CNV_caller.sh has 4 parameters: 1. alignment file (.oma), 2. reference map (.cmap), 3. output folder and 4. output label. This duplication caller is developed with Matlab, please make sure the matlab is runable. Detect CNV candidates.
Medium-size inversions are called by the component of OMTools.jar. Please type "java -jar OMTools.jar SVDetection" to check the parameters.
postFilter.sh has 2 parameters: SV list file and cutoff size. This component could remove the false SVs caused by N-gaps, fragile sites, or pseudo-autosomal regions and filter the cases with given SV size.
OMSV accepts .oma (OM Alignment) format files as alignment results, which is the output file format of OMBlast, and .cmap (consensus map) file as reference genome maps.
The resulting file format is .osv (OM SV), which generally has 13 columns:
1. chr: chromosome of SVs.
2. start: start of coordinate of SVs on reference.

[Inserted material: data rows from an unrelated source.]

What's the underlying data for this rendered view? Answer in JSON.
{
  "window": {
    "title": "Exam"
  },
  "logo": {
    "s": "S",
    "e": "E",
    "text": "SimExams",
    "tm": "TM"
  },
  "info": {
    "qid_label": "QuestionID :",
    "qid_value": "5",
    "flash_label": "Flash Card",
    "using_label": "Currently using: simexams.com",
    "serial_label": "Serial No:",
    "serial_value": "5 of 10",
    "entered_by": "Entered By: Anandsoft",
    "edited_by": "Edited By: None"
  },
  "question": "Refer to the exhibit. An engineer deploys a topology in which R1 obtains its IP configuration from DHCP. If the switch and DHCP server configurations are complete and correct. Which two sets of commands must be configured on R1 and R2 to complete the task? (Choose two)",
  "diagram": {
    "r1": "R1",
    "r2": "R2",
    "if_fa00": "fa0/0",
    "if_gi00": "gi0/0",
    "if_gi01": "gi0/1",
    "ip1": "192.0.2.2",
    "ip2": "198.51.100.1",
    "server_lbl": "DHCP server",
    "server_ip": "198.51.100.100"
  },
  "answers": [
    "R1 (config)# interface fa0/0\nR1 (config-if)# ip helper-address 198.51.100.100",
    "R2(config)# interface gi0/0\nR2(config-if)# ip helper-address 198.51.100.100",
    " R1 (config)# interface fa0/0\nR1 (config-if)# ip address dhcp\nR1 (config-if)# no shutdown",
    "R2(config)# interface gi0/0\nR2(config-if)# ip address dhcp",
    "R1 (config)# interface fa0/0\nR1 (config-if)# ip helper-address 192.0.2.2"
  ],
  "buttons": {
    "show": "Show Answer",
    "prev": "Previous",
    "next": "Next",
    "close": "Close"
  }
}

3. stop: stop of coordinate of SVs on reference.
4. type: SV types.
5. variant_id: SV id.
6. obsolete column (preallocated for the next version).
7. sample id.
8. SV size.
9. zygosity of SVs: homozygous or heterozygous.
10. likelihoood: the likelihood of the SV calls.
11. score: the likelihood ratio of the SV calls.
12. coverage: number of molecules covering the SV region.
13. against: number of molecules covering the SV region but support reference type.